The scope of the claims

1. A fluidized-bed gasification furnace using a fluidized-bed reactor, which has an outlet for a fluidized medium near a floor of a fluidized bed, and the outlet is a downwardly-discharged fluidized-medium shut-off unit. A fluidized-bed gasification furnace, characterized in that the gasification furnace is connected to a gas blower and has a gas blowing device below the shot.
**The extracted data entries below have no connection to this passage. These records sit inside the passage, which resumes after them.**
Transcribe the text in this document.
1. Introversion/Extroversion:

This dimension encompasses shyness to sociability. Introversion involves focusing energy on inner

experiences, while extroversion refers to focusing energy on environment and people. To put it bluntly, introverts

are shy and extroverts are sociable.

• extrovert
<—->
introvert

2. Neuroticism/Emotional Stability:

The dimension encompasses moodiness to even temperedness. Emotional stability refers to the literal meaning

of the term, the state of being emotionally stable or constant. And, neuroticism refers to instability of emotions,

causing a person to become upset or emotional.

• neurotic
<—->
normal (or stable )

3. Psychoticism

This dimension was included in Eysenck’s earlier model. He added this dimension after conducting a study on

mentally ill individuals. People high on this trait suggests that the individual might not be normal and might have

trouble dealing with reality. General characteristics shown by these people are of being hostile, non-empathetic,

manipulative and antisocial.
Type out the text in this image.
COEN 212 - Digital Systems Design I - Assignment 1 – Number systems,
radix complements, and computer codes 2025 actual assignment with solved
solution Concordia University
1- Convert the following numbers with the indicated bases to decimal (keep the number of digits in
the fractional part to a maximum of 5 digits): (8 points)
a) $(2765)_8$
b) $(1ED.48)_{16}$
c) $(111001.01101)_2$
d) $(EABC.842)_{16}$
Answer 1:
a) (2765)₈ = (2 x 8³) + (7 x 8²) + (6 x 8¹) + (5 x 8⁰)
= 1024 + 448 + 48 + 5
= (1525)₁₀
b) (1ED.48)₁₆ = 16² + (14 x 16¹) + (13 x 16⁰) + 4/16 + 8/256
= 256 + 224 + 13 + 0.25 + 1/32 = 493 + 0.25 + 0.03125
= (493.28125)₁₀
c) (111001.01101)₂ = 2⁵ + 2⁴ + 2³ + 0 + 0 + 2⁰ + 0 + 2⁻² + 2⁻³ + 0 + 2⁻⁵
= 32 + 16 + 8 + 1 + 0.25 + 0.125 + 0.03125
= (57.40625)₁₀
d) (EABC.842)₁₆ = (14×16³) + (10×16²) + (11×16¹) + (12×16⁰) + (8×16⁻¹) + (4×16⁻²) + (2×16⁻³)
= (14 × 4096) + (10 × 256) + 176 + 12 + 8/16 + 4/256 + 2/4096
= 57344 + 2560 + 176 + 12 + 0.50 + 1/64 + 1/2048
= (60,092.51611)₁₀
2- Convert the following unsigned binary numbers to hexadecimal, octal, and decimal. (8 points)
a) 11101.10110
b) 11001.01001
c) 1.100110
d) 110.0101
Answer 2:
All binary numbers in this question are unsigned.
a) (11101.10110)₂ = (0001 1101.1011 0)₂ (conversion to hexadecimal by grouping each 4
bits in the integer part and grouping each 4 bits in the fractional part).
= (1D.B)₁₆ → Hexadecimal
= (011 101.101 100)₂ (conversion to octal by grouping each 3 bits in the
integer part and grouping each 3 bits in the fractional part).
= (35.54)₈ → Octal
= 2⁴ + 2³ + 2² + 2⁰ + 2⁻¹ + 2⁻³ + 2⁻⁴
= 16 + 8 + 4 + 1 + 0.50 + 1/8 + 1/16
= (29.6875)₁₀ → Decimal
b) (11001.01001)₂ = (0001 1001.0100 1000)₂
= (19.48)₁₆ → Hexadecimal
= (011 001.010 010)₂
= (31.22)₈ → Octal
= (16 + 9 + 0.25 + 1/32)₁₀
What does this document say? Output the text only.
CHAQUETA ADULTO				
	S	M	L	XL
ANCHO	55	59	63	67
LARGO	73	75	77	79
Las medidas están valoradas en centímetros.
2. The fluidized bed gasifier ₍₂ ) according to claim 1, further comprising a device for mechanically extracting the fluidized medium near the lowermost portion of the fluidized medium discharge shoot.

3. The fluidized-bed gasification furnace according to claim 1, wherein the fluidized medium discharge shoot has a gas blowing device at a lowermost portion.

4. The fluidized bed gasification furnace according to claim 1, wherein the gas blowing device uses a gas containing no steam, carbon dioxide or oxygen as the gas to be blown.

5. The fluidized-bed gasifier according to claim 2, 3, or 4, wherein the fluid medium extracting device uses a screw conveyor.

6. The fluidized bed reactor is divided into units according to functions, and is configured to easily cope with fuels having different properties by changing the combination of the units. The fluidized bed gasifier according to any one of claims 1 to 5.